Potential Complications
- Constipation in the future.
- Bladder control problems.
- Bowel control problems.
- Problems with sexual function.
Medical Management: Diet
- NPO (nothing by mouth) before surgery.
- NGT (nasogastric tube) with low intermittent suction for decompression to relieve pressure.
- Maintain fluid and electrolytes with IV (intravenous) fluids or TPN (total parenteral nutrition).
- Avoid high-residue foods to lessen the bulk of stools, such as unrefined rice, grains, fruits, vegetables, and fruits with peels.
Medical Management: Activity
- Children with anorectal malformations are often otherwise healthy.

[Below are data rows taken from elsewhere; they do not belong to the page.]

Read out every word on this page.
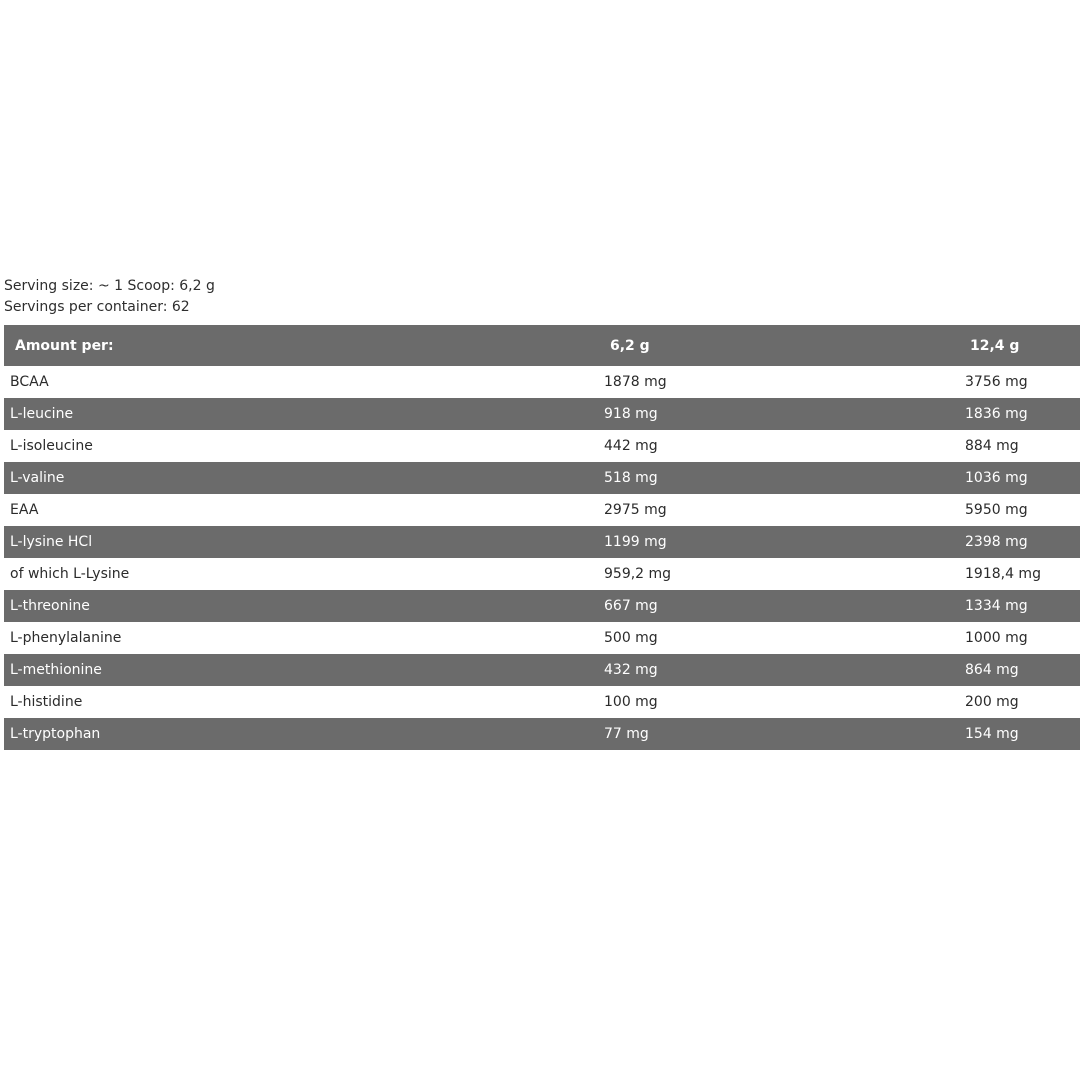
Serving size: ~ 1 Scoop: 6,2 g
Servings per container: 62
Amount per:	6,2 g	12,4 g
BCAA	1878 mg	3756 mg
L-leucine	918 mg	1836 mg
L-isoleucine	442 mg	884 mg
L-valine	518 mg	1036 mg
EAA	2975 mg	5950 mg
L-lysine HCl	1199 mg	2398 mg
of which L-Lysine	959,2 mg	1918,4 mg
L-threonine	667 mg	1334 mg
L-phenylalanine	500 mg	1000 mg
L-methionine	432 mg	864 mg
L-histidine	100 mg	200 mg
L-tryptophan	77 mg	154 mg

- Activity limitations are usually related only to the period around surgical procedures.
Surgical Management
- Includes colostomy, pull-through surgery, and posterior sagittal anorectoplasty (PSARP).
Colostomy
- Neonatal colostomy may be performed in children with malformation complexity or associated comorbidity.
- Colostomy can be closed traditionally after healing and postoperative dilations have achieved the desired size.
Pull-Through Surgery
- Primary neonatal pull-through without colostomy is used in boys with recto-urinary fistulas, in girls with cloaca or vestibular fistula, and in those who do not have a fistula when the rectal pouch is further than 1 cm.
Posterior Sagittal Anorectoplasty (PSARP)
- Used in fistulas and closed rectal pouches on lateral pelvic radiography.
Nursing Management
- Take the temperature in the tympanic, rather than the rectal area post-surgery.
- There should be no enemas or suppositories.
- Administer stool softeners as ordered.
- Place the diaper under, not on, the infant.
- Irrigate with saline after each bowel movement.
- Place the infant on a supine or side-lying position after surgery, rather than prone.
- Perform rectal dilation once or twice a day for a few months to ensure proper patency by inserting a cot-covered finger in the rectum.